Trainee apprentices from around the West Midlands received a stark warning from the UK Health and Safety Executive that, once exposed to asbestos fibres in their lungs, they could die a premature death from mesothelioma unless they take necessary precautions in the workplace.
Mike Ford, HM Inspector of Health & Safety, delivered a hard-hitting message to 500 student plumbers, electricians, carpenters, bricklayer, finishers, tilers, designers and painters studying, at South Birmingham College, to work in the construction industry.

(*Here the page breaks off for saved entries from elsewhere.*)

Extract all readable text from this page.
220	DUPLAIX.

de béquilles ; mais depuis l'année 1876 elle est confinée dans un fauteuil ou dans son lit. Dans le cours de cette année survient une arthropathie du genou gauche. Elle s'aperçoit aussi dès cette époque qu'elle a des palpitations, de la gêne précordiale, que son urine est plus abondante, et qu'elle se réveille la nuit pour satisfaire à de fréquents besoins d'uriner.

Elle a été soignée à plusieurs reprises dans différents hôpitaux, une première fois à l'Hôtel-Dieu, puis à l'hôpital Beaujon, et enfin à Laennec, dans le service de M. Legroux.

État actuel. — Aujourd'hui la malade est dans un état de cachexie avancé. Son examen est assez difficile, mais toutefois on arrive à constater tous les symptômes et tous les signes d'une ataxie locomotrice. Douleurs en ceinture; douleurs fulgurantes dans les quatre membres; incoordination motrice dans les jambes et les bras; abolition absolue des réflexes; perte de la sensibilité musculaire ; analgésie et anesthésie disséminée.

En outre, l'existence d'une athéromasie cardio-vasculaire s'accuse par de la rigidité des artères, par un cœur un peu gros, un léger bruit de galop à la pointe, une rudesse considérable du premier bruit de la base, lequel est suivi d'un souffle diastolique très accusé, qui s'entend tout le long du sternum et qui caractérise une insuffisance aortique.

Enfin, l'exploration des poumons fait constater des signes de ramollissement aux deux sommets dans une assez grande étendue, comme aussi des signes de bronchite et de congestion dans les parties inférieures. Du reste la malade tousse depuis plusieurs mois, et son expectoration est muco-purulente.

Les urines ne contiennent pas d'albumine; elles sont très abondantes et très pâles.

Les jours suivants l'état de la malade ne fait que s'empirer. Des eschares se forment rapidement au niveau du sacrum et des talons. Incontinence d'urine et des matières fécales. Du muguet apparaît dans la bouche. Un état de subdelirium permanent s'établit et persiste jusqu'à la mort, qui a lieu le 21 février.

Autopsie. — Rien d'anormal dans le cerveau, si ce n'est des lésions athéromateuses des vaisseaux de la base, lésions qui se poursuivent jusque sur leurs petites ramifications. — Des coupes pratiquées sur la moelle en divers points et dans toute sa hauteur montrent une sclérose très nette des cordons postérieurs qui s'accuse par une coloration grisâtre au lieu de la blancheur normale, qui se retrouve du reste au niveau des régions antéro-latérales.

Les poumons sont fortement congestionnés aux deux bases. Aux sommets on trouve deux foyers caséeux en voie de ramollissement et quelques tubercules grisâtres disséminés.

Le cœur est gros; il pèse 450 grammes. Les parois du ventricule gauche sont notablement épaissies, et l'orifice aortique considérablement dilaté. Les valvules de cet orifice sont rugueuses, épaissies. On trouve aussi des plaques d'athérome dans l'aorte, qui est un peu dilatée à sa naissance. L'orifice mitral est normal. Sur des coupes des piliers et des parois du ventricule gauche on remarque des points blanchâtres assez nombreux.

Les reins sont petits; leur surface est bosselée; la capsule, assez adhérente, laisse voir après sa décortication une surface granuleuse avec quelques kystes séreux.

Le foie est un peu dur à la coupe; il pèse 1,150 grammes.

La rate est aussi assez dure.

Sufferers from this deadly form of cancer have almost exclusively been previously exposed to asbestos and recent research conducted by the HSE shows that younger tradesmen, such as plumbers and electricians, know that asbestos is dangerous but just don’t believe that they are personally at risk. Yet every week 20 tradesmen across the country die simply because they have breathed in asbestos fibres during the course of their work whilst, across the West Midlands region one person dies a painful death every three days from mesothelioma.
Mike Ford said:
"Young tradesmen and women do not understand that the risks of asbestos are real, they think it’s yesterday’s problem but the reality is that here in Great Britain we are in the midst of an epidemic. Numbers of deaths are likely to soon exceed 5,000 a year. Asbestos is still present in about half a million buildings and when disturbed by tradesmen there is a real risk of inhalation which may cause their early and painful death."
Margaret Watkinson from South Birmingham College, said: "Asbestos is a very real danger for workers in the construction industry. South Birmingham College was delighted that HSE gave our construction centre students a valuable insight into the realities and dangers of working with asbestos and the steps that they can take to protect themselves."